Kâinat’ın ve beşeriyet’in asırlardır yolunu gözlediği Peygamberler Peygamberinin doğum günüdür.
​Merhum A. Hamdi Akseki ‘‘İslam Dini’’ adlı eserinde şöyle demektedir; ‘’Her Müslüman kendi peygamberi hakkında biraz fazla bilgisi olması lazımdır. Peygamberimizin adı Muhammed’dir. Babasının adı Abdullah, anasının adı Âminedir. Meşhur rivayete göre, Arabi ay hesabiyle bundan bindörtyüz küsur sene evvel Rebiül-Evvel ayının onikinci Pazartesi gecesi sabaha karşı Mekke şehrinde doğmuş ve beşeriyetin ufuklarını nurları ile aydınlatmıştır. Miladi (571) inci yılı Nisan ayının yirminci Pazartesi gecesine tesadüf etmektedir. Kendisi dünyaya gelmezden iki ay evvel babası, dünyaya geldikten altı sene sonra da anası öldü. Peygamberimizin sütanası Halime namında bir kadındır.’’

​Pek çok Siyeri Nebi kaynaklarında da Peygamberimizin (s.a.s.) doğduğu gece meydana gelen bir takım mucizevî (olağanüstü) hadiseler şöyle sıralanmaktadır. Kisranın sarayındaki burçlar çatlamış, bin yıldan beri yanmakta olan ateşgedelerindeki (Mecusi mabedindeki) ateş sönmüştü. Ayrıca, doğumu anında orada bulunan kadınlar da bir takım harikuladeliklere şahit olmuşlardı.
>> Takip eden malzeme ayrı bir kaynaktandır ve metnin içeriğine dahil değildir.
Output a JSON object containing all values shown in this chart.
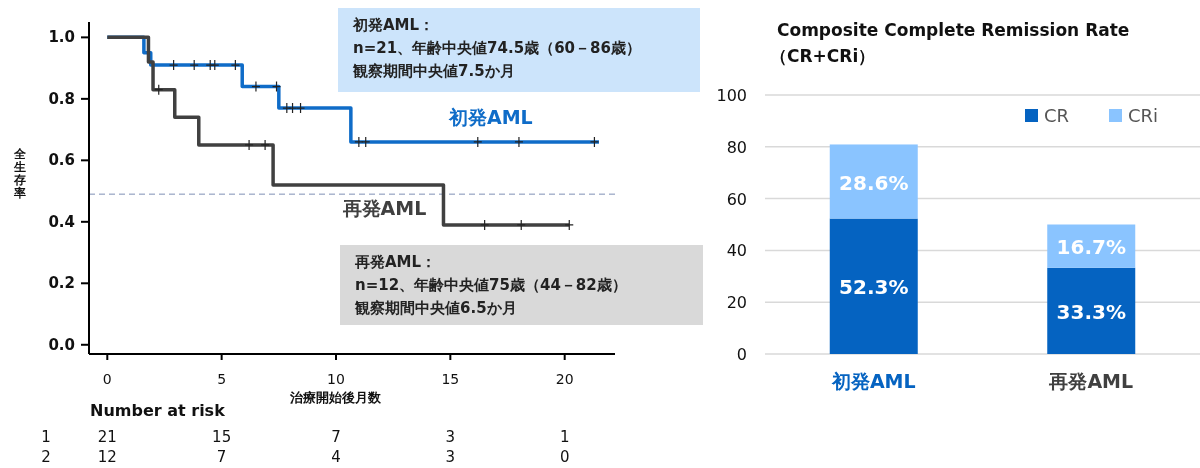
{
  "chart_data": [
    {
      "type": "step",
      "xlabel": "治療開始後月数",
      "ylabel": "全生存率",
      "xlim": [
        -0.8,
        22.2
      ],
      "ylim": [
        -0.03,
        1.05
      ],
      "xticks": [
        0,
        5,
        10,
        15,
        20
      ],
      "yticks": [
        {
          "value": 0,
          "label": "0.0"
        },
        {
          "value": 0.2,
          "label": "0.2"
        },
        {
          "value": 0.4,
          "label": "0.4"
        },
        {
          "value": 0.6,
          "label": "0.6"
        },
        {
          "value": 0.8,
          "label": "0.8"
        },
        {
          "value": 1,
          "label": "1.0"
        }
      ],
      "series": [
        {
          "name": "初発AML",
          "color": "#0f6cc8",
          "x": [
            0,
            1.6,
            1.9,
            5.9,
            7.5,
            10.65,
            21.5
          ],
          "values": [
            1,
            0.95,
            0.91,
            0.84,
            0.77,
            0.66,
            0.66
          ]
        },
        {
          "name": "再発AML",
          "color": "#404040",
          "x": [
            0,
            1.8,
            2.0,
            2.95,
            4.0,
            7.25,
            14.7,
            20.2
          ],
          "values": [
            1,
            0.92,
            0.83,
            0.74,
            0.65,
            0.52,
            0.39,
            0.39
          ]
        },
        {
          "type": "scatter",
          "marker": "cross",
          "color": "#222222",
          "x": [
            2.9,
            3.8,
            4.5,
            4.7,
            5.6,
            6.5,
            7.4,
            7.85,
            8.1,
            8.45,
            11.0,
            11.3,
            16.2,
            18.0,
            21.3
          ],
          "values": [
            0.91,
            0.91,
            0.91,
            0.91,
            0.91,
            0.84,
            0.84,
            0.77,
            0.77,
            0.77,
            0.66,
            0.66,
            0.66,
            0.66,
            0.66
          ]
        },
        {
          "type": "scatter",
          "marker": "cross",
          "color": "#222222",
          "x": [
            2.25,
            6.2,
            6.9,
            16.5,
            18.1,
            20.2
          ],
          "values": [
            0.83,
            0.65,
            0.65,
            0.39,
            0.39,
            0.39
          ]
        }
      ],
      "ref_lines": [
        {
          "axis": "y",
          "value": 0.49,
          "color": "#7f8fb5",
          "line_style": "dashed"
        }
      ],
      "annotations": [
        "初発AML：",
        "n=21、年齢中央値74.5歳（60－86歳）",
        "観察期間中央値7.5か月",
        "再発AML：",
        "n=12、年齢中央値75歳（44－82歳）",
        "観察期間中央値6.5か月",
        "Number at risk",
        "1",
        "21",
        "15",
        "7",
        "3",
        "1",
        "2",
        "12",
        "7",
        "4",
        "3",
        "0"
      ]
    },
    {
      "type": "bar",
      "title": "Composite Complete Remission Rate",
      "subtitle": "（CR+CRi）",
      "categories": [
        "初発AML",
        "再発AML"
      ],
      "stacked": true,
      "ylim": [
        0,
        100
      ],
      "yticks": [
        0,
        20,
        40,
        60,
        80,
        100
      ],
      "grid": "y",
      "legend": "top right",
      "series": [
        {
          "name": "CR",
          "color": "#0563c1",
          "values": [
            52.3,
            33.3
          ],
          "value_labels": [
            "52.3%",
            "33.3%"
          ]
        },
        {
          "name": "CRi",
          "color": "#8ac4ff",
          "values": [
            28.6,
            16.7
          ],
          "value_labels": [
            "28.6%",
            "16.7%"
          ]
        }
      ]
    }
  ]
}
​Dünyanın doğusunu ve batısını aydınlatan bir nur görüldü. Sâve Gölünün suları bir anda çekiliverdi. Asırlardır kupkuru olan Semave Vadisi, seller altında kaldı. Gökyüzünde onlarca yıldız kayıverdi. Kâbe’deki putların pek çoğu devrildi.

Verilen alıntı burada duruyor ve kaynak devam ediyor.